ACERCA DE UM DRAMA PEQUENO-BURGUÊS >> Whisner Fraga

Então a família do colega de classe de nossa filha se prepara para a comemoração de três anos de seu rebento, ansiosa como todos podem imaginar. E convida todos os pais de todas as crianças da sala de Helena. Assim que recebo a convocação, começo a suar frio, já imaginando como enfrentar a fatídica noite em que terei de sorrir para todos, em que terei de ser sociável, em que terei de ouvir trivialidades de desconhecidos, em que terei de fingir preocupação com as acrobacias dos filhos alheios, mas a vida é assim mesmo, cheia de sacrifícios e o que a gente não faz pelas crianças, não é mesmo?

Então sacrificamos nossa noite de sábado, para a alegria de Helena. As festas infantis continuam as mesmas: há sempre o pentelho que é o mentor das maiores barbáries, o líder que contagia e leva os demais enfants terribles a fazerem o que normalmente não fariam se estivessem sozinhas. Alguns especialistas chamam isso de “efeito manada”. Há as mães desesperadas com possíveis tombos, hematomas, cortes e demais traumas, sempre presentes em locais em que se reúnem mais de dois fedelhos.

Ocupamos uma mesa, o que é um abuso, considerando a razão cadeiras versus convidados. Assim, é de se esperar que algum casal compartilhe, sem cerimônia, aquele cantinho de sala que escolhemos com tanto apuro, para ficar, justamente, longe de qualquer ameaça de contato. Vamos lá. Aí o assunto versa sobre o tempo, sobre o desenvolvimento escolar de nossa prole, sobre os avanços cognitivos da molecada, sobre os materiais didáticos que a escola disponibiliza e outras trivialidades. O problema são as trivialidades. Porque é justamente quando chega neste tópico que alguém resolve falar bem de algum político de direita, o que é muito comum no estado de São Paulo. Assim, sem mais nem menos, como se a famigerada classe média tivesse a obrigação de se unir em torno de um ideal conservador e ultrapassado.

Nesta hora é importante respirar fundo. Penso em colocar os fones de ouvido, mas Ana não deixa. Então foco na cerveja, que inclusive havia parado de tomar, mas a pressão é tamanha que não resisto. Na mesa em frente, um casal estranho me encara. Ele, um moleque de dezoito ou vinte anos. Ela, uma balzaquiana, na melhor das hipóteses. Limpo a boca: pode ser que tenha esquecido um pouco de espuma de colgate nos cantos e por isso me olham. Continuam. Começo a ficar constrangido, mas, de repente, decido que olhar não arranca pedaço. E sigo em frente o meu flerte com a Itaipava.
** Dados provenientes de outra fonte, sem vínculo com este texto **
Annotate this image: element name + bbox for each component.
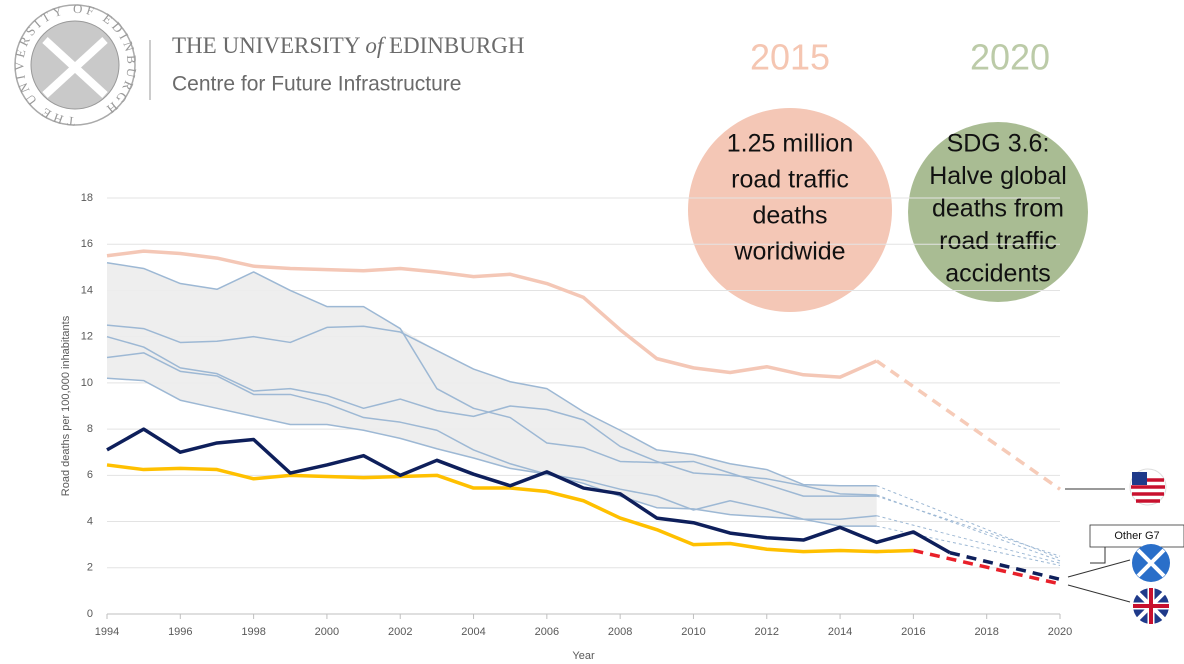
bubble xyxy=(688,108,892,312)
bubble-text: deaths from xyxy=(932,195,1064,223)
flag-cross-red xyxy=(1133,588,1169,624)
x-tick-label: 2018 xyxy=(974,626,998,638)
name-part: THE UNIVERSITY xyxy=(172,33,361,58)
projection-line xyxy=(876,485,1061,559)
y-tick-label: 18 xyxy=(81,192,93,204)
y-tick-label: 16 xyxy=(81,238,93,250)
y-tick-label: 10 xyxy=(81,377,93,389)
x-tick-label: 1994 xyxy=(95,626,119,638)
y-tick-label: 12 xyxy=(81,331,93,343)
x-tick-label: 2002 xyxy=(388,626,412,638)
x-tick-label: 2008 xyxy=(608,626,632,638)
x-tick-label: 1998 xyxy=(241,626,265,638)
projection-line xyxy=(876,495,1061,557)
connector xyxy=(1090,547,1106,564)
x-tick-label: 2010 xyxy=(681,626,705,638)
projection-line xyxy=(949,551,1061,582)
bubbles: 2015 1.25 million road traffic deaths worldw… xyxy=(688,37,1088,312)
subtitle: Centre for Future Infrastructure xyxy=(172,73,461,96)
flags xyxy=(1065,468,1184,624)
bubble-text: 1.25 million xyxy=(727,130,853,158)
seal: THE UNIVERSITY OF EDINBURGH xyxy=(11,1,136,130)
bubble-text: deaths xyxy=(752,202,827,230)
bubble-text: Halve global xyxy=(929,162,1067,190)
x-tick-label: 2014 xyxy=(828,626,852,638)
name-part: EDINBURGH xyxy=(389,33,524,58)
x-tick-label: 1996 xyxy=(168,626,192,638)
name-part: of xyxy=(365,33,387,58)
projection-line xyxy=(875,359,1062,491)
x-tick-label: 2020 xyxy=(1048,626,1072,638)
x-tick-label: 2012 xyxy=(755,626,779,638)
series-line xyxy=(106,463,914,554)
x-axis-label: Year xyxy=(572,650,595,662)
series-line xyxy=(106,377,877,527)
projection-line xyxy=(876,494,1061,562)
y-tick-label: 2 xyxy=(87,562,93,574)
x-tick-label: 2006 xyxy=(535,626,559,638)
bubble-text: road traffic xyxy=(731,166,849,194)
university-name: THE UNIVERSITY of EDINBURGH xyxy=(172,33,524,58)
y-tick-label: 4 xyxy=(87,515,93,527)
bubble-text: road traffic xyxy=(939,227,1057,255)
bubble-text: SDG 3.6: xyxy=(947,130,1050,158)
connector xyxy=(1067,584,1131,603)
series-line xyxy=(106,335,877,496)
bubble-text: accidents xyxy=(945,260,1051,288)
y-tick-label: 8 xyxy=(87,423,93,435)
bubble-year: 2020 xyxy=(970,37,1050,78)
bubble-text: worldwide xyxy=(733,238,845,266)
annotation-box xyxy=(1089,524,1184,548)
x-tick-label: 2016 xyxy=(901,626,925,638)
series-line xyxy=(106,352,877,520)
x-tick-label: 2000 xyxy=(315,626,339,638)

Peço mais uma latinha. Resolvo rascunhar o que acontece à minha volta, pensando em guardar um bom material para duas ou três crônicas, para quando estiver sem assunto. Por falar em temas, recebi duas mensagens de leitores, acusando meus textos de inúteis. Ora, sempre acreditei e defendi que a literatura não deve ter utilidade nenhuma. Talvez o calor das eleições que se aproximam faça com que os cidadãos vejam denúncia, oportunidade, picuinha e indício em tudo o que miram. Pode ser que tenham razão. Quem sabe eu escreva, algum dia, algo útil? Por exemplo, qualquer coisa sobre política?